Secret Communications to LLMs
Large Language Models (LLMs) like OpenAI’s ChatGPT, Google’s Gemini, and other similar applications can read typed text (usually in text or PDF format). Many companies use AI to review, summarize, or filter written documents to help speed up their work. For example, companies feed resumes through LLMs to filter for desired job candidates. Universities use LLMs to review essays for plagiarism. Scientists used LLMs to summarize research articles. Scientific journals use LLMs to produce peer review reports.
While LLMs offer immense benefits, their increasing integration also introduces new vulnerabilities. For instance, recent reports indicate that unscrupulous scientists are exploiting LLMs used in peer review processes by including secret messages in their papers.
According to Elizabeth Gibney, Nature independently found 18 such pre-print studies containing such hidden messages, and the authors span 44 institutions in the field of Computer Science, across North America, Europe, Asia, and Oceania.
Prompt Injection
This practice of inserting secret or coded messages to exploit LLMs is called prompt injection. It is a form of cybersecurity exploit that targets LLMs by crafting deceptive inputs to manipulate the model's output or behavior. Attackers exploit LLM’s tendency to treat all text inputs as potential commands and leverage this to execute unintended actions.
These types of malicious injections can result in misinformation, disclosure of sensitive information, and even remote code execution. Similar to existing vulnerabilities such as SQL Injection, Bash injection, and cross-site scripting, prompt injection is a specific vulnerability that affects LLM models.

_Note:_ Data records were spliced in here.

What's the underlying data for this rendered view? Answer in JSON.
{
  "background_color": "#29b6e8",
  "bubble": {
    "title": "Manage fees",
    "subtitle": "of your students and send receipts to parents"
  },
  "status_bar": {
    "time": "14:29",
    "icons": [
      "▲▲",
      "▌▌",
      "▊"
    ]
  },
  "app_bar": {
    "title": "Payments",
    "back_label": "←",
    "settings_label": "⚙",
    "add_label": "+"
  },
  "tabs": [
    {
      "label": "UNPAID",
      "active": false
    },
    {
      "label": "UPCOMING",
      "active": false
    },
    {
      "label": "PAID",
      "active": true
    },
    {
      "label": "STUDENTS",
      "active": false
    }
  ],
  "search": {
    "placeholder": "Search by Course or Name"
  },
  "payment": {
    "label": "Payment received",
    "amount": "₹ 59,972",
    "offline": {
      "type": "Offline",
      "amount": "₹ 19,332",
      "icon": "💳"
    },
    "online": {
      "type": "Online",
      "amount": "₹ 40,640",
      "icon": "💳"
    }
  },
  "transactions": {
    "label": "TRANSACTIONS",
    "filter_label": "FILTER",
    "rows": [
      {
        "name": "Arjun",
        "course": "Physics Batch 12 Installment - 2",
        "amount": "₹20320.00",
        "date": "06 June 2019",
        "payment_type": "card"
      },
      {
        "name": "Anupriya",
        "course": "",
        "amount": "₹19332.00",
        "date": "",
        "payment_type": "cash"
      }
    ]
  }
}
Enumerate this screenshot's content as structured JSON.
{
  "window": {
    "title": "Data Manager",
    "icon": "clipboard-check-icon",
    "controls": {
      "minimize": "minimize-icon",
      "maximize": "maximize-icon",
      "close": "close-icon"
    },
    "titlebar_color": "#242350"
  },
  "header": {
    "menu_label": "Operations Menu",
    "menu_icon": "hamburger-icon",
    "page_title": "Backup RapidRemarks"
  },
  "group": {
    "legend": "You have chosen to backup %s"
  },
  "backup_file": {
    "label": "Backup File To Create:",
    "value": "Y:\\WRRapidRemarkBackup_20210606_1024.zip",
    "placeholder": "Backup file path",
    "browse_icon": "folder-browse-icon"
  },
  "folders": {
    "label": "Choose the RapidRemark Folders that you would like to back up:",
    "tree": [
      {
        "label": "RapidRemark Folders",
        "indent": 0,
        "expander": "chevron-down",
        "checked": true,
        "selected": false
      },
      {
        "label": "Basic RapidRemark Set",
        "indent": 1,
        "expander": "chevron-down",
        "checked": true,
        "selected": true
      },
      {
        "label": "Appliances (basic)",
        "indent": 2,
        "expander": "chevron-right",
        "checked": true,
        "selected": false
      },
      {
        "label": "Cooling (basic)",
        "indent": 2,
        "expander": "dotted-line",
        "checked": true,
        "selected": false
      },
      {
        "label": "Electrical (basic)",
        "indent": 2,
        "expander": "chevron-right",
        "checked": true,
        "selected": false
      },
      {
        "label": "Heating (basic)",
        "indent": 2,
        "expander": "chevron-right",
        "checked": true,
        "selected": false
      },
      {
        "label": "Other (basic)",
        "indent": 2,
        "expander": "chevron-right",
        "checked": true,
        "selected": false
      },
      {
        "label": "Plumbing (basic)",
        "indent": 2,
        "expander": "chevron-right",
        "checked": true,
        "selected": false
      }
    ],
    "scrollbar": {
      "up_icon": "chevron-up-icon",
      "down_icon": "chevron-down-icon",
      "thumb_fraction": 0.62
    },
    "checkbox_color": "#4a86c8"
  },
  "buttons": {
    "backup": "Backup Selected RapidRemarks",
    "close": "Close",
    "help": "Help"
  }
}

How to Prevent Prompt Injection?
To my knowledge at the time of writing this article, there isn’t a single pre-built coding method that prevents prompt injection. Unlike SQL injection, you cannot sanitize the input by using a parameterized query. Instead, you need to take several steps to reduce the likelihood of prompt injection.
These are some methods that an LLM designer should implement to reduce prompt injection.
Conclusion
As developers, when designing LLMs, we need to be careful about sanitizing the input provided by users and creating protection mechanisms (such as the ones I have outliner in this essay) to protect it.
As a user, please start a new chat (which clears context) when we are changing conversation topics with an LLM. LLMs have context memory, and they may remember your past prompts even if you don’t want them to.